У подножия холма, на вершине которого замер их фургон, полукругом огибая изумрудный, с фиолетовыми вкраплениями цветущей жакаранды, мыс, стелилась желто-серая лента Тсваны. К самому краю мыса прилепились пятнистый от ржавчины, грузно осевший в воду чуть ли не по поручни, дебаркадер и маленькая пристань. Чуть дальше, над длиннющими рядами деревянных пакгаузов возвышалась громада железнодорожного вокзала, напоминающего Лондонский Тауэр, с тянувшимися к небу столбами дыма и пара. В просветах между круглыми, пыльно-коричневыми кронами
— Это что… Претория? — пристально, всматриваясь в раскинувшуюся перед ней картину, с непонятным Алексею разочарованием, спросила Полина. Почему-то шепотом.
— Претория, Претория, — неохотно буркнул Пелевин, поправляя упряжь. — Претористей не бывает… Ты хоть знаешь где твой дядюшка обитает?
— Ага! — девушка, бурча что-то под нос и корча рожицы, закопошилась в бесчисленных карманах своей куртки. — Куда ж я ее засунула-то? В конце концов поисковая операция увенчалась успехом и откуда-то, чуть ли не из-под подкладки, была извлечена мятая, пожелтевшая от пота и пыли бумажка. — Вот! Я ж говорила! — горделиво ухмыльнулась Полина, потрясая запиской в воздухе. — Мы, Кастанеди, славимся точностью, всякие там Тиссо, Февр-Жако и прочие ТАГ Хойеры с Шопарами [17] и рядом с нами не стояли!
17
швейцарские фирмы по производству часов и хронометров
Показав язык скептически фыркнувшему Пелевину, девушка аккуратно расправила заветную бумажку с адресом и пробежалась глазами по выцветшим чернилам. Потом еще раз. После очередного прочтения короткого текста, Полина перевела беспомощный взгляд на траппера.
— Похоже, Chevalier a Marseille [18] дал сбой? — язвительно прищурился Пелевин, глядя на обескураженную девушку. — Чего хоть пишут-то? Опосля третьего баобаба направо и три версты посолонь солнцу?
18
Шевалье из Марселя. Шевалье — известная марка французских часов 19 века.
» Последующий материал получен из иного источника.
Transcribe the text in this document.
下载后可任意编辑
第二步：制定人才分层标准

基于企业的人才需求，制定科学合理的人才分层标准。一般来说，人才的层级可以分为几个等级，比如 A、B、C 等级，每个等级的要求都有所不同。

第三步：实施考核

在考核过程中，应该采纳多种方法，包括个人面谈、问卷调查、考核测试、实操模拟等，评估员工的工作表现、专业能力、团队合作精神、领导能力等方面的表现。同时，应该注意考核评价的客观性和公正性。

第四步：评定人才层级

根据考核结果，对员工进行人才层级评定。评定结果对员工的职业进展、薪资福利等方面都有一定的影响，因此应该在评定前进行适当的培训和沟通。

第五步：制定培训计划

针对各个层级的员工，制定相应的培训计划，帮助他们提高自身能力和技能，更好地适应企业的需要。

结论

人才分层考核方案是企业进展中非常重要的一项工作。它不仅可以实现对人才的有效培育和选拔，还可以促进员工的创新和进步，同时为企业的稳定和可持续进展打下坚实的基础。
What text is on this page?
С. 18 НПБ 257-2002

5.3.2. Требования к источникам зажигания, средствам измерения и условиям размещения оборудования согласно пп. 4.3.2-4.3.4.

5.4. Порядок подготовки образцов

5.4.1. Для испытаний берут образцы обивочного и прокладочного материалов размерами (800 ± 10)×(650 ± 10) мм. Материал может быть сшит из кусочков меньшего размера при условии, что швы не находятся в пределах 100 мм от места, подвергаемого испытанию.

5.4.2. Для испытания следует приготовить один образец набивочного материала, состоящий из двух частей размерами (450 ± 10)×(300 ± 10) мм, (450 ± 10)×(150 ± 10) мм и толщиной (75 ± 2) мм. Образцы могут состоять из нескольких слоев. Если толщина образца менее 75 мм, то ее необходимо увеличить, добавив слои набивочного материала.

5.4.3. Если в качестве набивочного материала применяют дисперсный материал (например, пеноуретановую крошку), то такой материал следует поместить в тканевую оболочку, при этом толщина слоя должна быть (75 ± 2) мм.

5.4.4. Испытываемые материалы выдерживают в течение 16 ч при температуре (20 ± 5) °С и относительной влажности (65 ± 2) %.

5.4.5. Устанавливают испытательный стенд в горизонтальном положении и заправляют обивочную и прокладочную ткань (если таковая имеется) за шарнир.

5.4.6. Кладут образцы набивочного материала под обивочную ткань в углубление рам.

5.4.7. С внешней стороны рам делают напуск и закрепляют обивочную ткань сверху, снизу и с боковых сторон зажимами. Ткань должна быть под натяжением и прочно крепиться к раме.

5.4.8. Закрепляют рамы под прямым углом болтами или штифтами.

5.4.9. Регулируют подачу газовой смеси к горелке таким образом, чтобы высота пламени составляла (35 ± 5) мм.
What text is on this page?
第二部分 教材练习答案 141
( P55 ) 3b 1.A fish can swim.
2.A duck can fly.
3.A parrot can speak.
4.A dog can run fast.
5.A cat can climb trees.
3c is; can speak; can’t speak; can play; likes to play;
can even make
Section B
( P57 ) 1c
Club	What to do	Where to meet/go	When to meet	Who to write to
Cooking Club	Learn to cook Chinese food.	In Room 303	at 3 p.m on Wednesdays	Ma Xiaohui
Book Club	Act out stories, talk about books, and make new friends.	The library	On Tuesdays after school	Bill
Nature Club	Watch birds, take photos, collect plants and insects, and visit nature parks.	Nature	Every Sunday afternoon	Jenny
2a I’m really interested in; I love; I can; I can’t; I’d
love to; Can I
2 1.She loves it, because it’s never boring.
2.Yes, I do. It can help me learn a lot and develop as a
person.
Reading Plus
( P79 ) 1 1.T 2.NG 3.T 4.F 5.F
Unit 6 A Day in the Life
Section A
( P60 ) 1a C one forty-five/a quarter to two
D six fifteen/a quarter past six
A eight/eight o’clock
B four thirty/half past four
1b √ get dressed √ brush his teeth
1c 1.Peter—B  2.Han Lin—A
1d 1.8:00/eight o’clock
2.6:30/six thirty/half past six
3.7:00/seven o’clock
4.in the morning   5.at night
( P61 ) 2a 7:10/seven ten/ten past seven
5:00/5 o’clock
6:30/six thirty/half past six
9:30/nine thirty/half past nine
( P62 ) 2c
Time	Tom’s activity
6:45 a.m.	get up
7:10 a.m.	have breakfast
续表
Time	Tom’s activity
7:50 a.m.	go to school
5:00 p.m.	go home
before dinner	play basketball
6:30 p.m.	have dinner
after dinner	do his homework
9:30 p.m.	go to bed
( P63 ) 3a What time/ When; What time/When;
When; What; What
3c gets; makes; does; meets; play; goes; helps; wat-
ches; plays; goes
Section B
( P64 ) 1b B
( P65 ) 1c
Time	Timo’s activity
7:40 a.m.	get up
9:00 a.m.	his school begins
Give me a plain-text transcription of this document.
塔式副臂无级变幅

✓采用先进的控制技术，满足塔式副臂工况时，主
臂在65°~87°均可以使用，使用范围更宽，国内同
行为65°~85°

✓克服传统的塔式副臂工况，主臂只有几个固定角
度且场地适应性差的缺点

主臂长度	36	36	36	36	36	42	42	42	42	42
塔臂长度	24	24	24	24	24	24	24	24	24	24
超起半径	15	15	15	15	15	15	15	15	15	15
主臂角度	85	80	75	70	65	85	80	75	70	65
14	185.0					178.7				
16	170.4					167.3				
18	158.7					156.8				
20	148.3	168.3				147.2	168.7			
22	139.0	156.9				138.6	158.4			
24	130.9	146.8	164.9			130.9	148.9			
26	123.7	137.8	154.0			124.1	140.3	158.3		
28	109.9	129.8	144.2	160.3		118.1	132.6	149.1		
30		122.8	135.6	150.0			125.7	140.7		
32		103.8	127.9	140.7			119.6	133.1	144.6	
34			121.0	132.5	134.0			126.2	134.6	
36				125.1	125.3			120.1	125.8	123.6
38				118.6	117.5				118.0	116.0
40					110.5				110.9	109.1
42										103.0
— Что-то вроде этого, — удрученно протянула Полина, в очередной раз покосившись на записку. — Цване. Воортриккер. Угол Буковой Рощи и Старой Башни напротив пекарни Паулуса Наактеборгена. Спросить Матеуса ЧернОффа…
— Угу, — озадачено почесал подбородок Пелевин. — Ситуация прям по Антону Палычу — на деревню дедушке… Не адрес, а карта пиратского клада. Но ты не боись, в буше не заплутали, авось и в каменных джунглях не сожрут. А попробуют, так подавятся.
Алексей ободряюще подмигнул примостившейся на козлы Полине и, выводя лошадей из сонного транса, зычно щелкнул языком.
Примерно чрез час тряски по ухабам, фургон выкатился с проселочной дороги на приличный, даже по европейским меркам, тракт. Дожидаясь, приотставшее семейство Ван Зелькиртов, путешественники, радуясь кратковременному отдыху, остановились у обочины. Однако время шло, а буров всё не было. Спустя час ожидания, три выкуренных трубки и неспешную Полинину инспекцию окрестных кустов, бюргеры так и не появились. Проведя еще две четверти часа в напряженном ожидании, Алексей вполголоса чертыхнулся и, проинструктировав присмиревшую и чуть испуганную Полину, свистнул Бирюша и растворился в фиолетовом море жакаранды.
Проводив траппера тоскливым взглядом, девушка, нарисовала в мозгу картину необычайно героического подвига, выволокла из-под мешков все трофейные винтовки и разложила их вдоль бортика кормы фургона. Правда, к величайшему её облегчению, все прикидки по тактике и стратегии возможной обороны оказались не нужны: буквально через четверть часа из зарослей послышались громогласные пелевинские чертыхания и солидарное с хозяином рычание Бирюша. Парой минут позже на дорогу вышел донельзя злой траппер, а чуть погодя, неторопливо припылили «потерявшиеся» буры.